這樣的說明有點抽象，讓我們實際來看一個例子:

在下面的例子中，struct object 有一個 list_head 型態的成員: node

struct object
{
    int id;
    char name[16];

    struct list_head node;
};

void list_add_example()
{
    LIST_HEAD(obj_list); // declare a list head

    struct object obj1 = {
        .id = 1,
        .name = "obj1",
    };
    list_add(&obj1.node, &obj_list); // add a new entry after obj_list

    struct object obj2 = {
        .id = 2,
        .name = "obj2",
    };
    list_add(&obj2.node, &obj_list); // add a new entry after obj_list

    struct object obj3 = {
        .id = 3,
        .name = "obj3",
    };
    list_add(&obj3.node, &obj_list); // add a new entry after obj_list
}

在經過上面的操作之後，這個 list 會變成下面這個樣子:

struct object 實際上是由 list_head 串起來。

利用 list_for_each 來走訪整個鏈結串列:

struct list_head* iter;
list_for_each(iter, &obj_list) {
    struct object* obj = list_entry(iter, struct object, node);
    printf("%s\n", obj->name);
}

輸出結果:

obj3
obj2
obj1

上面程式碼的一個重點在於利用 list_entry() 取得實體 struct object 的位址，而 list_entry() 實際上是由 container_of() 這個 macro 實現。

/**
 * list_entry - get the struct for this entry
 * @ptr:  the &struct list_head pointer.
 * @type: the type of the struct this is embedded in.
 * @member: the name of the list_head within the struct.
 */
#define list_entry(ptr, type, member) \
    container_of(ptr, type, member)

container_of()

我們已知 struct object 的成員 node 的記憶體位址，那如果我們也知道成員 node 在 struct object 裡的偏移量(offset)，這樣我們是不是可以推算出這個 struct object 結構體的位址？只要將成員 node 的位址依照偏移量往回推就可以得到 struct object 結構體的位址。

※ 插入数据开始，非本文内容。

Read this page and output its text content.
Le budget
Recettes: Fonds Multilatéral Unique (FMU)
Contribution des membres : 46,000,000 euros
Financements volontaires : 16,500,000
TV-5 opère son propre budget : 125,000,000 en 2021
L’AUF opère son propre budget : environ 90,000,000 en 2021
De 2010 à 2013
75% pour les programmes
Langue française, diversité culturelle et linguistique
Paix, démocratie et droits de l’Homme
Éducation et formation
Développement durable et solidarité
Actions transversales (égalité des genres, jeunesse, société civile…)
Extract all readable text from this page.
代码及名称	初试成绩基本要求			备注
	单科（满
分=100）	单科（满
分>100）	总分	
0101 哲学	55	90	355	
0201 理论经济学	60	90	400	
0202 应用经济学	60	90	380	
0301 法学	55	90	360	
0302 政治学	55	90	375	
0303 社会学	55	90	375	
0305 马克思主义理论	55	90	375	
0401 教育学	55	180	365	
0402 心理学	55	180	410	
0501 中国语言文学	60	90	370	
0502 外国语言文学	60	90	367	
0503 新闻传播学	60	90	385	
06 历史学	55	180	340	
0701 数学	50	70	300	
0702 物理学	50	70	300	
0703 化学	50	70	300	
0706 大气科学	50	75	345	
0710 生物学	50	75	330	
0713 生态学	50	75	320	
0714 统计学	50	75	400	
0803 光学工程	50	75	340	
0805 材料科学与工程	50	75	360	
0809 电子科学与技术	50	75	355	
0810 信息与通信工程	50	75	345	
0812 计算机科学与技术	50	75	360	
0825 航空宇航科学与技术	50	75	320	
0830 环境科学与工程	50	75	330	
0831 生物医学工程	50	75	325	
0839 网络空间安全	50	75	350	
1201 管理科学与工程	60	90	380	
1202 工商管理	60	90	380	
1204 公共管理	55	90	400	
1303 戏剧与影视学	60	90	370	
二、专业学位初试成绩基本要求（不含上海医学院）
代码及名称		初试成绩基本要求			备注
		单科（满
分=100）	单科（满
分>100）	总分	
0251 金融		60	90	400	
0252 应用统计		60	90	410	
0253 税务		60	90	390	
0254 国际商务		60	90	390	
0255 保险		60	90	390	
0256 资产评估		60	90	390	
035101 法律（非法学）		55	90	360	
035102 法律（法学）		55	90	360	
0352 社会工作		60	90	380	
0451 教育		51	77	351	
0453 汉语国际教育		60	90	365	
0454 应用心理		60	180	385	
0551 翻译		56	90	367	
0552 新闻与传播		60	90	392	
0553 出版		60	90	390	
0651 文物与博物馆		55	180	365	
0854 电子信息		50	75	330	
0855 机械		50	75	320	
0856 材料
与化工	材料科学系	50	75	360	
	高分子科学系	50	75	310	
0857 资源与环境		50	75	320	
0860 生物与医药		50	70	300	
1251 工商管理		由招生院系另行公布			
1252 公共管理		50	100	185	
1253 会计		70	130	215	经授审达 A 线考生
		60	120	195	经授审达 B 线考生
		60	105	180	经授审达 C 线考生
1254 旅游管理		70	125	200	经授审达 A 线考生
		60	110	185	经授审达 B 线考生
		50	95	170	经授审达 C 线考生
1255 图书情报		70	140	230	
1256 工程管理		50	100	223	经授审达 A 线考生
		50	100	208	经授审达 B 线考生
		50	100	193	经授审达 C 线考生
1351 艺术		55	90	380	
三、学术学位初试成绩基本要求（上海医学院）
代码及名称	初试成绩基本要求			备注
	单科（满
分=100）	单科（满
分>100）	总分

這個偏移量的推算可以由 offsetof() 這個 macro 完成:

http://man7.org/linux/man-pages/man3/offsetof.3.html

#undef offsetof
#ifdef __compiler_offsetof
#define offsetof(TYPE, MEMBER) __compiler_offsetof(TYPE, MEMBER)
#else
#define offsetof(TYPE, MEMBER) ((size_t) &((TYPE *)0)->MEMBER)
#endif

container_of() 這個神奇的 macro 就是利用 offsetof() 推算外部結構體的起始位址。以上面的例子來說，相對成員變數 node 而言，struct object 是它的容器(container)，container of node 就是 struct object。

/**
 * container_of - cast a member of a structure out to the containing structure
 * @ptr:    the pointer to the member.
 * @type:   the type of the container struct this is embedded in.
 * @member: the name of the member within the struct.
 */
#define container_of(ptr, type, member) ({                 \
    const typeof( ((type *)0)->member ) *__mptr = (ptr);   \
    (type *)( (char *)__mptr - offsetof(type, member) );})
struct object* obj = container_of(ptr, struct object, node);

上面的示意圖假設 struct object 沒有經過任何的 padding 及 alignment。我們知道成員 node 的位址 ptr 的值，偏移量是 20，struct object* obj 的位址可以很簡單的由 ptr - 20 = addr 來求得。推薦閱讀: The Magical container_of() Macro

HList and Hashtable

HList 用於 hash table 的實作，它的資料結構定義在 include/linux/types.h 之中:

struct hlist_head {
    struct hlist_node *first;
};

struct hlist_node {
    struct hlist_node *next, **pprev;
};

HList 的操作與 List 一樣定義在: include/linux/list.h ，以 hlist_ 開頭
hlist_head 和 hlist_node 用於 hash table 中 bucket 的實作，具有相同 hash value 的節點會放在同一條 hlist 中。為了節省空間，hlist_head 只使用一個 first 指標指向 hlist_node，沒有指向串列尾節點的指標。
hlist_node 有兩個指標，但是需要注意的是 pprev 是指標的指標，它指向的是前一個節點的 next 指標。這樣的好處是即使要刪除的節點是"最前頭的節點"時，也可以通過 *pprev = next 直接修改指標的指向。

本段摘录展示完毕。